Attorno alla mezzanotte, nel livornese e nel pisano si è sviluppato un ammasso temporalesco che è perdurato per almeno 2 ore sulle stesse zone

Cronaca meteo - 1 Agosto 2002, ore 08.50

Ieri sera si è scatenata una vera e propria tempesta di fulmini su parte della costa toscana. Tutto è cominciato attorno alle 23 sulla costa antistante la città di Livorno: in pochi minuti, da un cielo irregolarmente nuvoloso si è sviluppato un cumulonembo che ha voluto far capire subito di che “pasta” era fatto. Lampi e saette cominciavano a cadere ad ovest della città, mentre sui quartieri nord un violento rovescio di pioggia e grandine rallentava notevolmente il traffico. Il temporale poi si è spostato verso NE liberando la città e puntando verso il pisano; ma non era finita qui. La presenza diretta del fronte freddo della perturbazione collegata alla depressione Charlotte ha infatti garantito nuovi apporti di aria fredda in quota, ed ecco che allora nel giro di 15 minuti, fra le 23:30 e le 23:45 hanno cominciato a svilupparsi nuove celle temporalesche nella zona antistante la costa. Anche queste sembravano dirette verso nord, ma il rovesciamento dell’aria fredda dall’alto ha permesso a queste mastodontiche nubi illuminate a giorno dai lampi, di espandere la loro base in tutte le direzioni e di colpire buona parte della costa fra Antignano e Marina di Pisa soprattutto con uno spettacolo di saette maestoso. Buona parte delle scariche infatti arrivava fino a terra, e ciò ha creato non pochi disagi nella zona portuale labronica; ma anche più a nord lo spettacolo era degno di un documentario, con una serie di fulmini che illuminava la base della nube fino a 20-25 volte al minuto.
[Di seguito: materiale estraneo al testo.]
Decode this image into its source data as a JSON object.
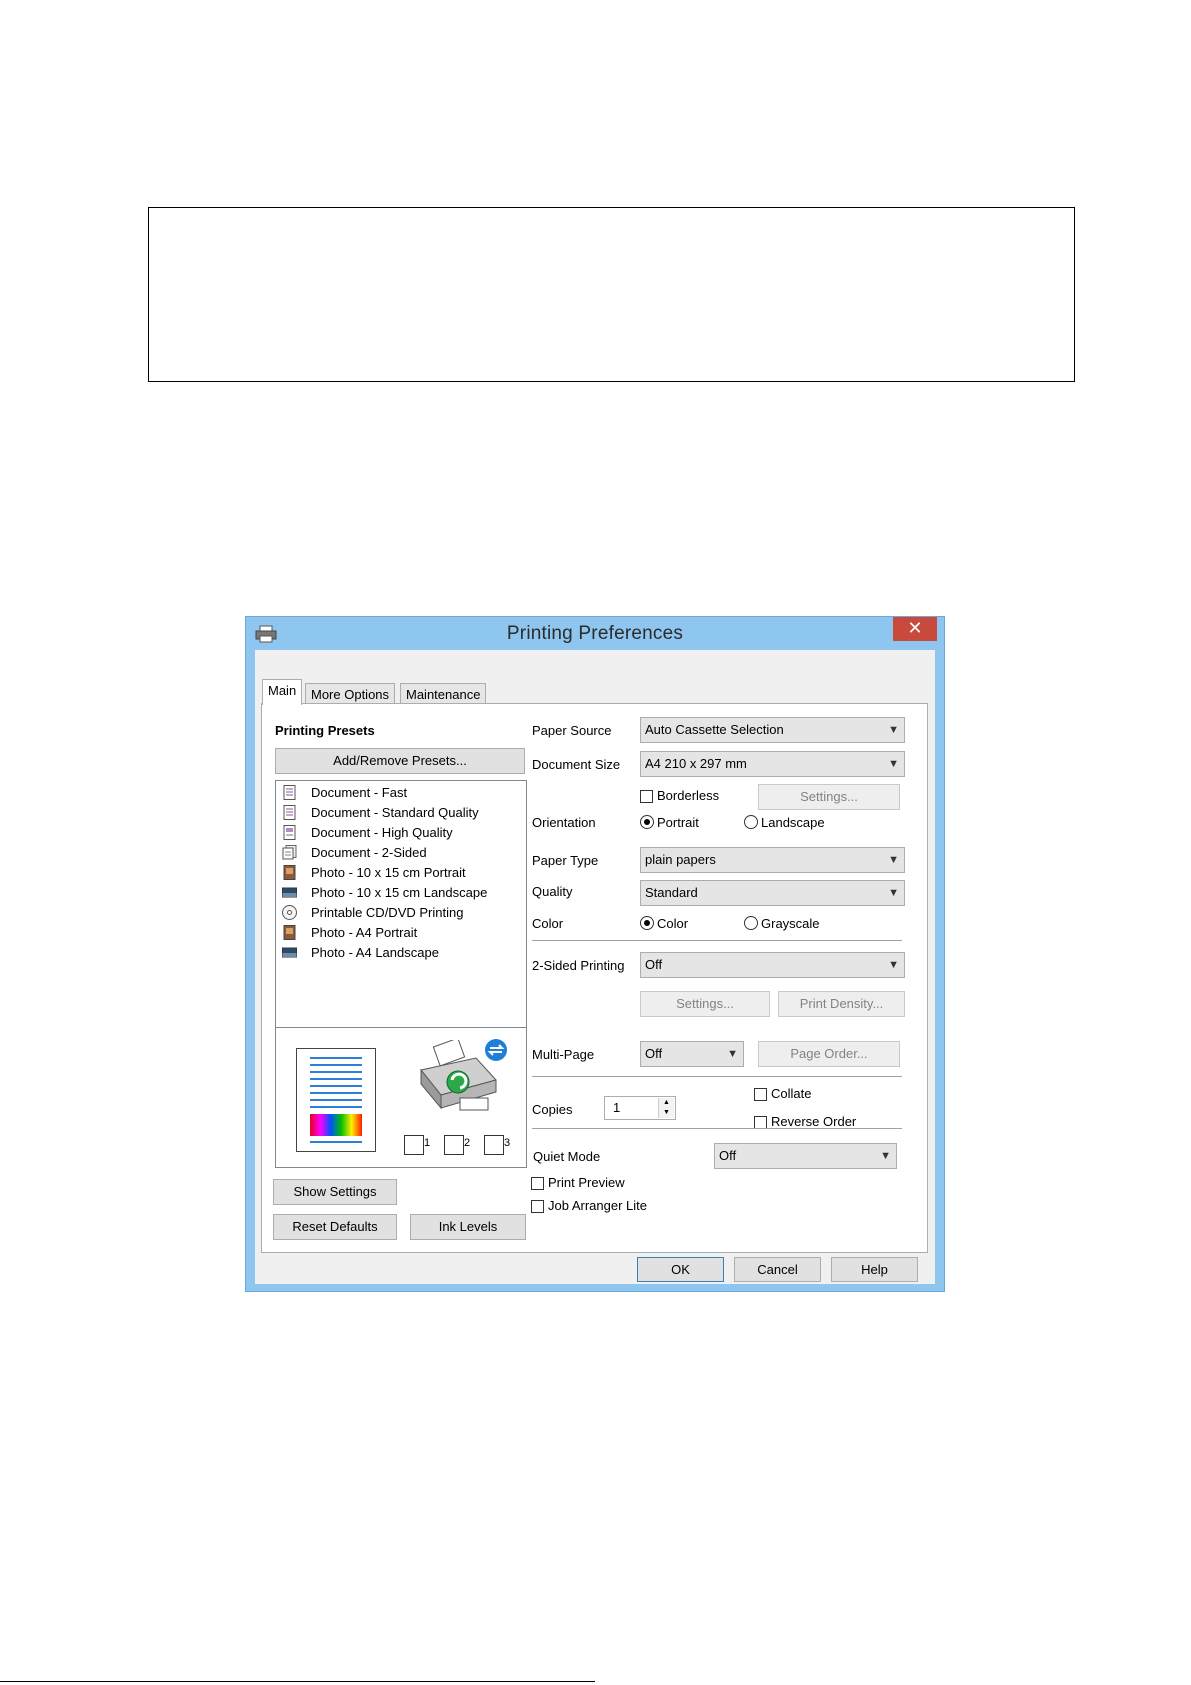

Osservando le immagini radar si capiva che quella che ha colpito la costa livornese e la città di Pisa era una di quelle strutture chiamate a “multicella”, ossia un ammasso di diverse celle temporalesche (fino a 10-15) che si rigenerano reciprocamente permettendo al temporale di “vivere” fino a diverse ore dalla sua nascita e di espandersi su un’area di molte decine di chilometri quadrati. Durante la nottata l’estesa multicella si è trasferita sull’interno della Toscana, tendendo verso l’alba a dissolversi ed a lasciare in eredità solo dei piccoli cumulonembi isolati.